Yanis Varoufakis was the Finance Minister of Greece for all of 5 months in the year 2015 before his Government was ousted from power under the cabalistic influence of the European Commission and the European Central Bank. Rocked by the severe financial recession of 2008, Greece tottered on the brink of bankruptcy, having become insolvent and unable to honour their obligations to the European Union. This tailspin put the credibility of the very common currency under ominous clouds and Greece was threatened with an expulsion from the Eurozone. While a move back to embracing the drachma would be a painstaking and dangerous process, the impression that the world got was that Greece was festered by a complacent population of ‘grasshoppers’ living a life of uncaring decadence much to the chagrin and cost of the diligent ‘ants’ populating the rest of Europe.
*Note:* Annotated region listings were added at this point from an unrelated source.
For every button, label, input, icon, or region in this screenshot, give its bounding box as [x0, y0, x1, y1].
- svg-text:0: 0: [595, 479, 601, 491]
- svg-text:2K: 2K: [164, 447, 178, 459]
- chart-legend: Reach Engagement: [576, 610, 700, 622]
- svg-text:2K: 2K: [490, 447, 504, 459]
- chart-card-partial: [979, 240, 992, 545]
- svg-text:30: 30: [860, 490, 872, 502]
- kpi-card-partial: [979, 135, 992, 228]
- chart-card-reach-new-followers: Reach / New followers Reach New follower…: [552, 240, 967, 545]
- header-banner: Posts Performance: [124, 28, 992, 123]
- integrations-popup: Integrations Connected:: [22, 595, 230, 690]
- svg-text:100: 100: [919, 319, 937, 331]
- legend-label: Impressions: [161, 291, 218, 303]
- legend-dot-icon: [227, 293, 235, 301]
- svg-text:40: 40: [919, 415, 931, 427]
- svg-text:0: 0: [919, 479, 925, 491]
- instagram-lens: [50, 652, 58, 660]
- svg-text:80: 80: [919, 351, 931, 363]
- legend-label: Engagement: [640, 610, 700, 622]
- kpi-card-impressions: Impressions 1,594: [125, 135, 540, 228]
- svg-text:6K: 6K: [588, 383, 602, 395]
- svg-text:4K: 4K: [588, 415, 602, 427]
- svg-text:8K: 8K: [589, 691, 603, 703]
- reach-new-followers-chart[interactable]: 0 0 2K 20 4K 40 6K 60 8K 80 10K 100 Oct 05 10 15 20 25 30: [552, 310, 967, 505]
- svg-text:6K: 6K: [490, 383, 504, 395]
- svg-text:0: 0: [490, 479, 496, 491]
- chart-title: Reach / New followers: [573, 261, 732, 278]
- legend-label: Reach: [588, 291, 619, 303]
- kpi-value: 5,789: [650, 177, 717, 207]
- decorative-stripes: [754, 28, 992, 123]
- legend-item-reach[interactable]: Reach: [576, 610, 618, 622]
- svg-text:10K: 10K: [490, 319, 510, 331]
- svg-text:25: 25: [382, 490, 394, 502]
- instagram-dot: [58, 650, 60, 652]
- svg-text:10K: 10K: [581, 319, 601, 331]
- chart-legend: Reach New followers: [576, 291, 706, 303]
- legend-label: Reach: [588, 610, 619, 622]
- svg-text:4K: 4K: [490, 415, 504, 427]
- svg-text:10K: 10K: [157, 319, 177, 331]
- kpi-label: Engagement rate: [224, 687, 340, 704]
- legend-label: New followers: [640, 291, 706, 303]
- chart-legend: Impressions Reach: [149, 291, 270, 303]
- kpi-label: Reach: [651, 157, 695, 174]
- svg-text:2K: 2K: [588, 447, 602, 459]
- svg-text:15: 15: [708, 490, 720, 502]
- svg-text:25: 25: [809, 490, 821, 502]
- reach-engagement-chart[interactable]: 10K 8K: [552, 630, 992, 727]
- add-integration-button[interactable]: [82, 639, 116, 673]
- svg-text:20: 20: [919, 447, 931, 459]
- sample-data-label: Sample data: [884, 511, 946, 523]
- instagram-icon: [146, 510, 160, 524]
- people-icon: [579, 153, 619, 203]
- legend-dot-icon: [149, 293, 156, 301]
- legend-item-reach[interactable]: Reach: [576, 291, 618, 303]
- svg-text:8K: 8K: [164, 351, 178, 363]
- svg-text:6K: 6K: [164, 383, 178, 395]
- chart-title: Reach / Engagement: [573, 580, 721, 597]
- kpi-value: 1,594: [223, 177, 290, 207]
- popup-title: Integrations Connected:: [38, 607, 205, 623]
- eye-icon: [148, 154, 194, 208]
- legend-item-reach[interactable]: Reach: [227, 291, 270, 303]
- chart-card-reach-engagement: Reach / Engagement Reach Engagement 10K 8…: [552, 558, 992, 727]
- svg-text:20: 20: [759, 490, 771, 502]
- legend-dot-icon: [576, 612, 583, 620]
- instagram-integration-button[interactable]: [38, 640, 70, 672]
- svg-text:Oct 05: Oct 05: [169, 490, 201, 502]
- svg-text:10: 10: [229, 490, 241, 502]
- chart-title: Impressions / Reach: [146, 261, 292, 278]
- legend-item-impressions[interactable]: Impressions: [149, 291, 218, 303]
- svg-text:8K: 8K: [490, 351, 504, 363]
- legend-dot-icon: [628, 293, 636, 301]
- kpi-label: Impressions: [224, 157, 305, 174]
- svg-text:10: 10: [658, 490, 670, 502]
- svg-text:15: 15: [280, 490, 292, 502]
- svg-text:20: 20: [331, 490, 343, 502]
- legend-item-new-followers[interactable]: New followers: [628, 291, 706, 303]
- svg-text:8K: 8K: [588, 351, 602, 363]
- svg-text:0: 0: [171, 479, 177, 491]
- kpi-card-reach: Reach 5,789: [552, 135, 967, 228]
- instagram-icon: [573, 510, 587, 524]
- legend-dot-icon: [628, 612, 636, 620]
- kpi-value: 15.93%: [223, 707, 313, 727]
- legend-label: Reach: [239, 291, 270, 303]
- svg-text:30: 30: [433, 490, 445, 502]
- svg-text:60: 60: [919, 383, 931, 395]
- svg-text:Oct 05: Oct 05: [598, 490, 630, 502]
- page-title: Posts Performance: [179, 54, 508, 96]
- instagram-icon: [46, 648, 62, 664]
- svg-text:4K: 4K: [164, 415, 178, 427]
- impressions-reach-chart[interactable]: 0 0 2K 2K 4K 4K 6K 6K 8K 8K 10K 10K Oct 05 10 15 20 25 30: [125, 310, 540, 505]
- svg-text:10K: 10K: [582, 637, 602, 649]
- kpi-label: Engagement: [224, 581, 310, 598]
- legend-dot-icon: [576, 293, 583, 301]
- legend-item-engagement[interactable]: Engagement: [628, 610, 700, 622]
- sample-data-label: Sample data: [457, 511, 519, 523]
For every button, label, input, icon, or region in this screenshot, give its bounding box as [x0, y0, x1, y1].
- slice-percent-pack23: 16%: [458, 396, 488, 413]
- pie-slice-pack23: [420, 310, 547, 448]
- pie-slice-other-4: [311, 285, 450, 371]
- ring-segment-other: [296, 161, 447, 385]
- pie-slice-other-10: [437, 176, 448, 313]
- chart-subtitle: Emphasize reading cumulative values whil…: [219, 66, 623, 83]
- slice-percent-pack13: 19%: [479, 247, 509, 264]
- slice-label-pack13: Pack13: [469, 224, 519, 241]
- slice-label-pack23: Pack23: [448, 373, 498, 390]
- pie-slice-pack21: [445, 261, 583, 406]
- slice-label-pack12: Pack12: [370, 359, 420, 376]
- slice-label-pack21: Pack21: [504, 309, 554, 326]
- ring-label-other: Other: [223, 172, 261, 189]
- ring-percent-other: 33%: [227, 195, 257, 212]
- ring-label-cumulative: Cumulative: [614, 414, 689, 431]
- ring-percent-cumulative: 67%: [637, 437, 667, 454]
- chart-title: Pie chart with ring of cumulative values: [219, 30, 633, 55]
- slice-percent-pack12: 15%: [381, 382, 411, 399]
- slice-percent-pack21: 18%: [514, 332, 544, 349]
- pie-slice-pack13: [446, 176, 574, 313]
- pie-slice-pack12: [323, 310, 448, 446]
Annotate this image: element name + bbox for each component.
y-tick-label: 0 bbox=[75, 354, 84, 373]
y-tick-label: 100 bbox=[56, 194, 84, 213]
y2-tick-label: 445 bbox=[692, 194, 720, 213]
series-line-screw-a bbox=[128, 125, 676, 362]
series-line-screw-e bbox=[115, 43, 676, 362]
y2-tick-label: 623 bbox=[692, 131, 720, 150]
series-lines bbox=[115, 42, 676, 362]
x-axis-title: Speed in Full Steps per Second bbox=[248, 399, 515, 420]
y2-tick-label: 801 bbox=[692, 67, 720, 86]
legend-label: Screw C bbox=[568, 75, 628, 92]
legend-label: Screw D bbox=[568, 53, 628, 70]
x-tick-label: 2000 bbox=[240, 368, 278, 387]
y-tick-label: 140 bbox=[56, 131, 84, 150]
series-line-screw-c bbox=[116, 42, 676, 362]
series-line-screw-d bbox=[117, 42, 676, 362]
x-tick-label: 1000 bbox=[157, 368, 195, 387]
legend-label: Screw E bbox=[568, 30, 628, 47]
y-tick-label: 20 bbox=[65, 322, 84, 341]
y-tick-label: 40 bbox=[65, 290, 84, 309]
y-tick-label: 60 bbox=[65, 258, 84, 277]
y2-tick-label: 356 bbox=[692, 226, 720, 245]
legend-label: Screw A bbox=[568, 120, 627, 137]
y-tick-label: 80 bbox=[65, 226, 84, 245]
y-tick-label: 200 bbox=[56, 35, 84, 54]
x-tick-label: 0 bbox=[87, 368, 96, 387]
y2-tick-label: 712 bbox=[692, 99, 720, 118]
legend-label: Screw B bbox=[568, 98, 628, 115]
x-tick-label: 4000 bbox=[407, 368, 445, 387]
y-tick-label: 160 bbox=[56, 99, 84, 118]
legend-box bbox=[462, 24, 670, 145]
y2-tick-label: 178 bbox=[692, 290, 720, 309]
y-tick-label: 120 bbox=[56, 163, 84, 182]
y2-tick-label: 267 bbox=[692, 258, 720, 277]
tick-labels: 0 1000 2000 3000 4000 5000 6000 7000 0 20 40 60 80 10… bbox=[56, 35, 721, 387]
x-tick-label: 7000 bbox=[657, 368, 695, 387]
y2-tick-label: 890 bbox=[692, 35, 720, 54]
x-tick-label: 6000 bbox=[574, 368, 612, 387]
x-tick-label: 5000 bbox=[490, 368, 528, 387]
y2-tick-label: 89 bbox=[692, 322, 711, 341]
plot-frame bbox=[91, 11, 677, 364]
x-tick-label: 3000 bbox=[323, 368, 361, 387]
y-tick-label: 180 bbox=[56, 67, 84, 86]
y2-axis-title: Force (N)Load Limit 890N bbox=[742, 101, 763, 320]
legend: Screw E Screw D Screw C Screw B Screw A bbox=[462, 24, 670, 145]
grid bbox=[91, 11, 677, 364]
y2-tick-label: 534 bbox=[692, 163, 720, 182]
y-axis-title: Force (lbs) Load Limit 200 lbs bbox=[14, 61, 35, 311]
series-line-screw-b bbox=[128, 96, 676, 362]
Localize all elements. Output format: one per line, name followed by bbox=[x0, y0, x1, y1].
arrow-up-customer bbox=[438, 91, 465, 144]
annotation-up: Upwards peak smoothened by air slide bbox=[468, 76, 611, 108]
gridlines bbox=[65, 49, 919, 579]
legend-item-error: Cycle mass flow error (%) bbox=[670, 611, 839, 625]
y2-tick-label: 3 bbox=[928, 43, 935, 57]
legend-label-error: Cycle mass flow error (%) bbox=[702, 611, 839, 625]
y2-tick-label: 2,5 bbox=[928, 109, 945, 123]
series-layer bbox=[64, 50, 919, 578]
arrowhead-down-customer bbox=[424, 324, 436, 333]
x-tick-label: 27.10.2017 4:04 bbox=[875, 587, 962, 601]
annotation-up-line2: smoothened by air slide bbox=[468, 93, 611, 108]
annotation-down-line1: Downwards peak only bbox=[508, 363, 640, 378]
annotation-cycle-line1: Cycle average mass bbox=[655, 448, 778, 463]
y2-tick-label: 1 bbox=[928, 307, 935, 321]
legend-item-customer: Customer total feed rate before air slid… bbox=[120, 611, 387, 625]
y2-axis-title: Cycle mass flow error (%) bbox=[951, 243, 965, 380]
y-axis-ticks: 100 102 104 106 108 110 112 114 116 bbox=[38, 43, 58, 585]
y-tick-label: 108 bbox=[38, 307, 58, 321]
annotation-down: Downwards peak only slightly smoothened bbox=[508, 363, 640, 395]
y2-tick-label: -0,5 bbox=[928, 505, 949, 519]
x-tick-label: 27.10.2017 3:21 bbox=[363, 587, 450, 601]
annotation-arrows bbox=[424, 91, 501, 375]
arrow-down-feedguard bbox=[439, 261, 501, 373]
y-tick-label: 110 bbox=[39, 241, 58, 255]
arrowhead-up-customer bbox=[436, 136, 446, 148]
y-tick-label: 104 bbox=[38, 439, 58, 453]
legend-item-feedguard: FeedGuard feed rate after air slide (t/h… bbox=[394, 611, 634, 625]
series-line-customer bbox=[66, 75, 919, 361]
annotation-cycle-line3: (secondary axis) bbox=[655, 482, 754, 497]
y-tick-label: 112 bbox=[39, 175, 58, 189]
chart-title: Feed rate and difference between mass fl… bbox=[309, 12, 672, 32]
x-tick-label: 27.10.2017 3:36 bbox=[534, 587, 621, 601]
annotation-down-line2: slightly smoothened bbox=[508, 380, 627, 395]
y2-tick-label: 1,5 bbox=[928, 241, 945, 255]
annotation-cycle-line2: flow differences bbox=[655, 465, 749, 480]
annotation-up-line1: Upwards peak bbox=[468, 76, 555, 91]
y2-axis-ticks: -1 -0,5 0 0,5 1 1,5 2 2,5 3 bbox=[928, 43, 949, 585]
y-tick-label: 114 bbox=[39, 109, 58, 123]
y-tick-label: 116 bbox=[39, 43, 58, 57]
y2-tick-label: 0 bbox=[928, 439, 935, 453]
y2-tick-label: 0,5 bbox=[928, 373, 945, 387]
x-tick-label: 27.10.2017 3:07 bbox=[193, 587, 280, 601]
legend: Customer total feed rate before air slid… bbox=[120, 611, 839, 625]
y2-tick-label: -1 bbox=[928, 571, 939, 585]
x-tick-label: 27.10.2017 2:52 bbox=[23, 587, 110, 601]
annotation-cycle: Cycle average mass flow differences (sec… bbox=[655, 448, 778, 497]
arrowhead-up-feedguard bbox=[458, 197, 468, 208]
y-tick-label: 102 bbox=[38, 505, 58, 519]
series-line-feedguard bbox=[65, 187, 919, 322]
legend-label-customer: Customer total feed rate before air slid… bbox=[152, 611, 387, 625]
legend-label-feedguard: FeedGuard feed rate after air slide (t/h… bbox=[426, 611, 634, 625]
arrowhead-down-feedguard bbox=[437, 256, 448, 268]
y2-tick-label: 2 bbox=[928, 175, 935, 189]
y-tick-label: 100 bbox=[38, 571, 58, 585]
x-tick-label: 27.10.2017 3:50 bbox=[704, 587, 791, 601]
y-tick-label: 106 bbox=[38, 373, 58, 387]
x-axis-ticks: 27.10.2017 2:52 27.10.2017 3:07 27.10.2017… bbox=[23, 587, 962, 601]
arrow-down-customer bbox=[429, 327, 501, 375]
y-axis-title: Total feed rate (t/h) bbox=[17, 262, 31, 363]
In this fascinating part biography, part polemic aimed at the Frankfurt-Brussels-Paris cartel, Varoufakis strives to set matters straight. Beginning with the Bretton Woods pact in 1944, and moving through the Nixon Shock of 1971 (which ensured the waterboarding of Europe from the exchange rate mechanism that was pegged to the gold), Varoufakis dwells at length on the very flawed foundations upon which the creation of Euro was based. A group of deficit-phobic European States each pursuing to shamelessly pursue their own motifs and interests with a beggar-thy-neighbour attitude led to the entire economy being imperiled unable to withstand the frenzied panic of 2008. Varoufakis also reveals with startling clarity the shenanigans, satirical moves and absolute charades engaged in by Germany and France to seemingly stabilize the ruined economies of Spain, Portugal, Italy, Ireland and Greece by resorting to a convoluted scheme of bail outs which instead of providing the much needed succor and support, throttled the borrowers by imposing upon them the death trap of austerity. These impossibility of complying with such idiotic austerity measures was clear to both the lender as well as the borrower. But with the sole intention of abiding by an insensible European Rule book, the participants had no option but to move their feet to the accompanying music, swaying and tottering a dance of death.
Varoufakis also proposes a Modest rescue plan in the appendix which is far removed from the dangerous prescriptions offered by the mavens occupying the chairs at the European Central Bank and the European Commission, although there is a real possibility that his recommendations would never pass the confines of the Appendix in his marvelous book.
“And The Weak Suffer What They Must?” – An essential reading for everyone eager to understand the economic tumult and turmoil rocking present-day Europe.